Der Irish Dance ist nicht nur in seiner irischen Heimat beliebt und beinhaltet verschiedene Volkstänze, die allein, in Paaren oder in Gruppen getanzt werden können. Bei uns bekannter gemacht haben ihn in neuerer Zeit Tanzshows wie Riverdance oder Lord of the Dance. Angefangen hat dies vor gut 30 Jahren, als Irland mehrfach hintereinander den Eurovision Song Contest gewann und man 1994 für die kurze Pausenshow in Dublin den Tänzer Michael Flatley bat, ein kurzes Programm nach Musik von Bill Whelan zu choreographieren. Im TV und später als Soundtrack im Verkauf ein Hit, der zuerst in Irland 18 Wochen lang die Charts anführte. In späteren ausführlicheren Programmen erzählte die Show auch die Geschichte der traditionellen Tanzformen wie Set Dance, Céilí oder Sean-nós-Tanz, den traditionellen Stepptanz aus Connemara und Munster.

Zwar gibt es über die Jahrtausende eine Vielfalt von Tänzen, doch meist sind es „Rince fada“ oder „Fading“, bei dem zwei Reihen von Partnern sich gegenüberstehen, „The Irish Hey“, ein Rund- oder Figurentanz, und „The Trenchmores“, der als Country Dance in „Freiform“ beschrieben wird.
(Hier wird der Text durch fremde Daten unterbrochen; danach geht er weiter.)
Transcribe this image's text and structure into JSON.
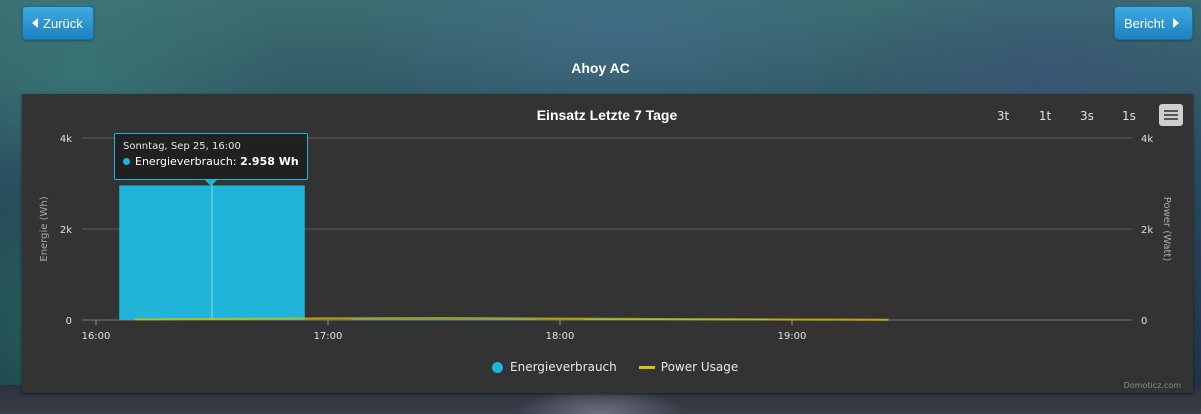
{
  "nav": {
    "back_label": "Zurück",
    "next_label": "Bericht"
  },
  "device": {
    "name": "Ahoy AC"
  },
  "chart": {
    "title": "Einsatz Letzte 7 Tage",
    "range_buttons": [
      "3t",
      "1t",
      "3s",
      "1s"
    ],
    "credits": "Domoticz.com",
    "tooltip": {
      "header": "Sonntag, Sep 25, 16:00",
      "series": "Energieverbrauch",
      "value": "2.958 Wh"
    },
    "legend": [
      {
        "name": "Energieverbrauch",
        "color": "#1fb4d8",
        "marker": "dot"
      },
      {
        "name": "Power Usage",
        "color": "#e0c000",
        "marker": "line"
      }
    ]
  },
  "chart_data": {
    "type": "bar",
    "ylabel": "Energie (Wh)",
    "y2label": "Power (Watt)",
    "ylim": [
      0,
      4000
    ],
    "y_ticks": [
      "0",
      "2k",
      "4k"
    ],
    "x_ticks": [
      "16:00",
      "17:00",
      "18:00",
      "19:00"
    ],
    "grid": true,
    "legend_position": "bottom",
    "series": [
      {
        "name": "Energieverbrauch",
        "type": "bar",
        "color": "#1fb4d8",
        "points": [
          {
            "start": "16:06",
            "end": "16:54",
            "value": 2958
          },
          {
            "start": "17:06",
            "end": "17:54",
            "value": 20
          },
          {
            "start": "18:06",
            "end": "18:54",
            "value": 25
          }
        ]
      },
      {
        "name": "Power Usage",
        "type": "line",
        "color": "#e0c000",
        "points": [
          {
            "x": "16:10",
            "y": 15
          },
          {
            "x": "17:00",
            "y": 35
          },
          {
            "x": "17:30",
            "y": 40
          },
          {
            "x": "18:00",
            "y": 30
          },
          {
            "x": "18:30",
            "y": 20
          },
          {
            "x": "19:00",
            "y": 10
          },
          {
            "x": "19:25",
            "y": 5
          }
        ]
      }
    ]
  }
}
Ab Mitte des 18. Jahrhunderts kamen die „Dance Masters“ auf, wandernde Tanzlehrer, die on Dorf zu Dorf reisten und den Bauern das Tanzen beibrachten. So kamen auch die Gruppentänze dazu, die nicht ganz den hohen Anspruch wie Solotänze hatten. Oft hob man Türen aus ihren Angeln, auf denen der Solist tanzen konnte. Spannend wurde es, wenn die „Dance Masters“ sich auf einem großen Markt trafen und es dort öffentliche Wettkämpfe gab. Meist war der „Dance Master“, der das größte Repertoire an Schritten kreierte der Gewinner. Erst mit der „Gaelic League“ erlebte dann ab 1893 die irische Kultur eine Wiedergeburt, nachdem es zuvor von den Briten über Jahrhunderte unterdrückt wurde. So kam es zu den sogenannten Céilís, eine Art Party, bei der sich Menschen für eine lustige Zeit mit Musizieren, Tanzen und Geschichtenerzählen trafen. Heute sind es informelle Tanzabende, bei dem sich Alt und Jung an Gruppentänzen erfreuen.
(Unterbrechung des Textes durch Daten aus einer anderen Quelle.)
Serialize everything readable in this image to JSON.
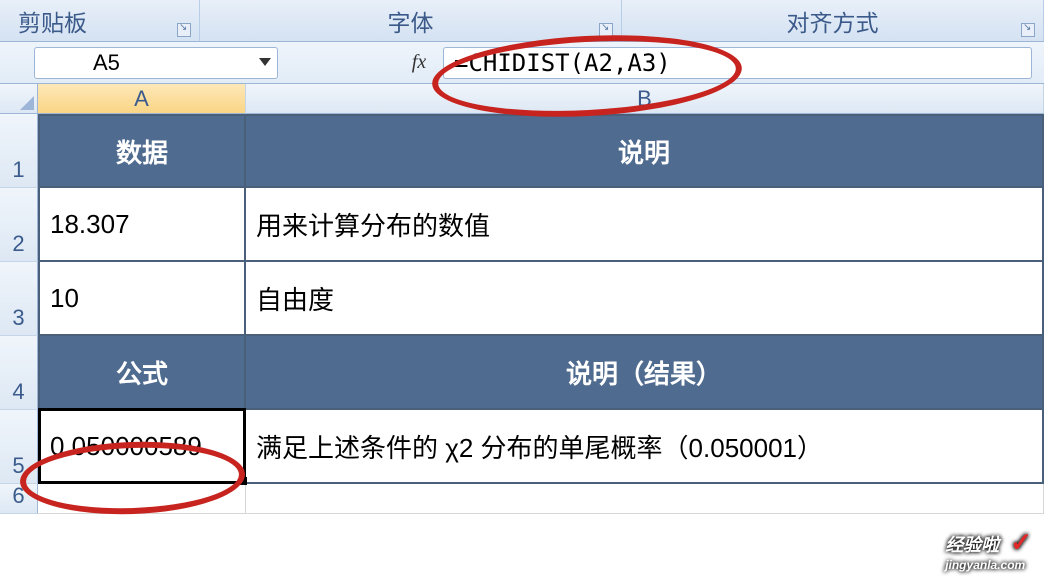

Heute gibt es diverse Gruppen, die den irischen Tanz verbreiten. Nach dem weltweiten Erfolg von Riverdance und Lord of the Dance ist der irische Tanz auf den internationalen Bühnen gefragt.

Doch da auf den genannten großen Shows teilweise mehr als 20 Tänzern synchron auf der Bühne steppen, sind sie in der Regel für kleinere Bühnen der örtlichen Theater und Stadthallen zu groß und eignen sich – auch wegen der meist elaborierten Showelemente – meist nur für große Halle, Theater und Stadien. Deshalb ist es ein Segen, dass die irische Tanzkunst derzeit mit der magischen Welt von „DANCE MASTERS!“ durch die deutsche Provinz reist und dabei mit traditionellem irischem Stepptanz und lebensfroher Musik eine berührende Geschichte erzählt, die Zuschauer in knapp zwei Stunden frisch, dynamisch und lebensfroh mitnimmt auf eine fesselnde Reise durch 200 Jahre irischer Kultur.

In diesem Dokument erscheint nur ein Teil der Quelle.